Peanut, Sunflower, and Rapeseed Byproducts

Peanut Skins

This is a byproduct of peanut processing for human consumption. It includes skins, broken nuts, and rejected nuts. They are high in fat and may contain additional salt and oil added in the processing. They are fairly high in tannins which act in the gut to bind proteins and make some of the protein unavailable for digestion and absorption. Limit to 5-8% of the total ration dry matter.

Sunflower Meal

Sunflower meal is a byproduct of the sunflower seed processing for oil extraction. Varying amounts of hull can be found in the meal varying the amounts of protein and fiber. The most common contains some hulls and 34% crude protein. There are also a 28% and a 40% crude protein sunflower meals available. The total digestible nutrient (TDN) content of the most readily available 34% protein sunflower meal is lower than soybean meal because of its higher hull or fiber content. The fiber in sunflower meal is low in digestibility and may be a disadvantage when balancing rations for high milk production or for calves.

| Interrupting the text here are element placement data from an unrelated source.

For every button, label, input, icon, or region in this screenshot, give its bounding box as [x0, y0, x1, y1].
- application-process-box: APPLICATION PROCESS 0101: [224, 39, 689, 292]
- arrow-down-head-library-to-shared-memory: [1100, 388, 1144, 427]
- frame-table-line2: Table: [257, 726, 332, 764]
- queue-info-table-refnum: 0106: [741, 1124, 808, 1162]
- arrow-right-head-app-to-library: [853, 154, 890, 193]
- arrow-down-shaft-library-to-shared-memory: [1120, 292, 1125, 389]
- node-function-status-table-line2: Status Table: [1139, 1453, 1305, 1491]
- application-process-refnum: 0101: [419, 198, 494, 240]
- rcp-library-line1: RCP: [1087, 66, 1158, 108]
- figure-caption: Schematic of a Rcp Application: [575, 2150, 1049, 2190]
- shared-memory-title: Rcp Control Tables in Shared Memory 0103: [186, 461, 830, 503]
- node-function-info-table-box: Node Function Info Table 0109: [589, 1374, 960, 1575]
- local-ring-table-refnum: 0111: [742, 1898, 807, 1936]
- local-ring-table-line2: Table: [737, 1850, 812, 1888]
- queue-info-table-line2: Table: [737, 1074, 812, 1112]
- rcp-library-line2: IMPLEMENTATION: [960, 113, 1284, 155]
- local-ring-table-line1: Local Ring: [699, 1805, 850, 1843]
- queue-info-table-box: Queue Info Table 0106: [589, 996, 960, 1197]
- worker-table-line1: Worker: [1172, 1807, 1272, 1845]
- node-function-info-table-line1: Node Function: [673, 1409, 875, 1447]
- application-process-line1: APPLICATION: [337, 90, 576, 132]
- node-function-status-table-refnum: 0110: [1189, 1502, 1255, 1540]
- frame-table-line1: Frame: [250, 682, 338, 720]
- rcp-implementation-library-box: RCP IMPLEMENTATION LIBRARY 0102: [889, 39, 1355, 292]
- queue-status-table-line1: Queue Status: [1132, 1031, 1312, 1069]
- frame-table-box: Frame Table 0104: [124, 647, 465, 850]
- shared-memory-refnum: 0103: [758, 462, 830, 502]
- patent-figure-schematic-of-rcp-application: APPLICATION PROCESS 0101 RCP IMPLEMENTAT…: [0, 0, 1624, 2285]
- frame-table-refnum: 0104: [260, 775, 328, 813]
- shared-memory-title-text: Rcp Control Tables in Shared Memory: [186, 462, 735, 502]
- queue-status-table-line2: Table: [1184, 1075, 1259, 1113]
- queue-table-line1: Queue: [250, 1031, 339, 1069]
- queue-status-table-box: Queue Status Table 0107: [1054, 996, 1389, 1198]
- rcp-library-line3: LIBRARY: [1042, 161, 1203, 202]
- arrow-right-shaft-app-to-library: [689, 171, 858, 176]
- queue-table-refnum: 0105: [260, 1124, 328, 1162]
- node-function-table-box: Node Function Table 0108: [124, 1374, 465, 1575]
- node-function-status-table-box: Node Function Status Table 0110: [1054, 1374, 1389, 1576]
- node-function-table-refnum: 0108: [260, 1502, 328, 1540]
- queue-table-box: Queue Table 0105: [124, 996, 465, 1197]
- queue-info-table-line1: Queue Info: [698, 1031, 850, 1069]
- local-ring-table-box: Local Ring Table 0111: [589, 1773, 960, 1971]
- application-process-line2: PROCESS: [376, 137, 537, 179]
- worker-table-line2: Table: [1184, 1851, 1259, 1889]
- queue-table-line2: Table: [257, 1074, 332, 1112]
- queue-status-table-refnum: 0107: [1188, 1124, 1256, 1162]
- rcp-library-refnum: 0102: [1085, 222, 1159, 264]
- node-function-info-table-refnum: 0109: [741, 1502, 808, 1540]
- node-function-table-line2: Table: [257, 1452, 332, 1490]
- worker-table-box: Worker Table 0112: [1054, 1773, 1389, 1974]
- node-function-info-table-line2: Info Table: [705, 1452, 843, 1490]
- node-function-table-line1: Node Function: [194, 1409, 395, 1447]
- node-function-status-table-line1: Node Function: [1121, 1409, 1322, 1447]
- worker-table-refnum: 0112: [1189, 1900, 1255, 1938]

Sunflower meal is less palatable than soybean meal. This may be more of concern at high levels of feeding. A rule of thumb is to have no more than 20 to 25% of the grain ration as sunflower meal (15% for the 28% sunflower meal). Additionally, sunflower meal has a less desirable amino acid profile than soybean meal. The most limiting amino acid in sunflower meal is lysine.

Rapeseed (Canola) Meal

Canola meal is a byproduct of canola processing for oil for human consumption. Canola meal is a good protein supplement for livestock. The nutritive value of canola meal compares favorably to soybean meal, being just slightly lower in protein and energy but higher in fiber. It is also a good source of minerals.

Rapeseed meal contains glucosinolates which are goitrogenic glycosides toxic to animals. Rumen fermentation breaks down glucosinolates into other toxic compounds. The new canola varieties are very low in glucosinolates with the resulting meal not representing a real concern when feeding cattle.